SLURM Priority assigns each job a priority score to decide what gets scheduled next. Priority is based on:
- Fairshare tracks past resource usage per user/project/account. Users who have used fewer resources recently get higher priority.
- Age tracks how long your job’s been waiting. Older jobs (waiting longer) gain priority over time.
- Job size tracks how many nodes/CPUs you’ve requested and/or are currently using. Larger jobs may be prioritized to make efficient use of resources.
- Partition tracks the varying weights of different partitions.

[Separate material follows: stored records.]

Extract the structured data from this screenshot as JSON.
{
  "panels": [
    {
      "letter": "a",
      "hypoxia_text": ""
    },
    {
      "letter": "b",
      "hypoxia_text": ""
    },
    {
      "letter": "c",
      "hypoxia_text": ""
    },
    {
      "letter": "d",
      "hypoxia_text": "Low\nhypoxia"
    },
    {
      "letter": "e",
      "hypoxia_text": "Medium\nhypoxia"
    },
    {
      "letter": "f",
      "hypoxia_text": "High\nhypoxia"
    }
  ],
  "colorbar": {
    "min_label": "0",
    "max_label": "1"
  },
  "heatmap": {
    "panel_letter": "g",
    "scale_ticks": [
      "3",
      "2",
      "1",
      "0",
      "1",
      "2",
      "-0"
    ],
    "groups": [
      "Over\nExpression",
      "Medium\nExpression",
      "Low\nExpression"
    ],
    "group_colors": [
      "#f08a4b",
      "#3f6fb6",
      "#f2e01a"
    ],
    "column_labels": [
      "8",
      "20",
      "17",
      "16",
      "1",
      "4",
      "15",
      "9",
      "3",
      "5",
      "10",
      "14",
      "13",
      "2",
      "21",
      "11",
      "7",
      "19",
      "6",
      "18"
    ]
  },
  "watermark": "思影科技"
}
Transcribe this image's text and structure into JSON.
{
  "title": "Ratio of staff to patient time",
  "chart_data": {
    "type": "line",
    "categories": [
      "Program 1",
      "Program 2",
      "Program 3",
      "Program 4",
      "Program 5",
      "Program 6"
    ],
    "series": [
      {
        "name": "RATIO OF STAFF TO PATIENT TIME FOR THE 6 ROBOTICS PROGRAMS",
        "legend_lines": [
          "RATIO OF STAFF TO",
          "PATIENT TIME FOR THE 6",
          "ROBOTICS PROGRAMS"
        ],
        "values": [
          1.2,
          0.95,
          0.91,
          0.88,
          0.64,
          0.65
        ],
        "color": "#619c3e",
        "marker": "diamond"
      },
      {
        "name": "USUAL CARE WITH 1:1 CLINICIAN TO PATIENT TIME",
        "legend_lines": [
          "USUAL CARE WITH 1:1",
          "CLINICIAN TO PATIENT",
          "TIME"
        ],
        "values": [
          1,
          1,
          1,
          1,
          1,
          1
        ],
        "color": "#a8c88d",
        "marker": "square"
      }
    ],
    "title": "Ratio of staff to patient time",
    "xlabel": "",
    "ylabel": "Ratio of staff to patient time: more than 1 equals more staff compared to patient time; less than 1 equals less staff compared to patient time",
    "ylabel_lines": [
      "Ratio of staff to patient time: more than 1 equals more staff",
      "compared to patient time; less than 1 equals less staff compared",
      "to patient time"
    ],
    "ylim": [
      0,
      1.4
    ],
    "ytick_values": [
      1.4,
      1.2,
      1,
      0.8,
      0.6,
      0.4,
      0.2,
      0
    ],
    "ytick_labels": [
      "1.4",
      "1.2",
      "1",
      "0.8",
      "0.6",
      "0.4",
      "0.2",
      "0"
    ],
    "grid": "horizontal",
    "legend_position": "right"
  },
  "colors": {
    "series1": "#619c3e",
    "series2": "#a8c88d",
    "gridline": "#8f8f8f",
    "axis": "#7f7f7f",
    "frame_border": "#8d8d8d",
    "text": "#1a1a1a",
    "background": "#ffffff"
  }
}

- QoS tracks and can adjust the base priority of jobs. It can control things like:
- Priority boost (Priority)
- Maximum wall time
- Maximum number of jobs per user/account
- Preemption (ability to interrupt lower-QoS jobs)
“There are two paths people can take. They can either play now and pay later or pay now and play later. Regardless of the choice, one thing is certain. [SLURM] will demand a payment.” — John C. SlurmWall
The wall time is how long your job is allowed to run — set in srun command as a flag or in an sbatch script with - #SBATCH --time=HH:MM:SS
.
- If your job exceeds the wall time, SLURM terminates it, if your request exceeds the wall time limits, your job is put in “
PD
” or pending state, oftentimes with an error/reason ( e.g.,QOSMaxWallDurationPerJobLimit
) - Setting a shorter wall time can help your job start sooner, since the scheduler can fit it into smaller time gaps in the schedule.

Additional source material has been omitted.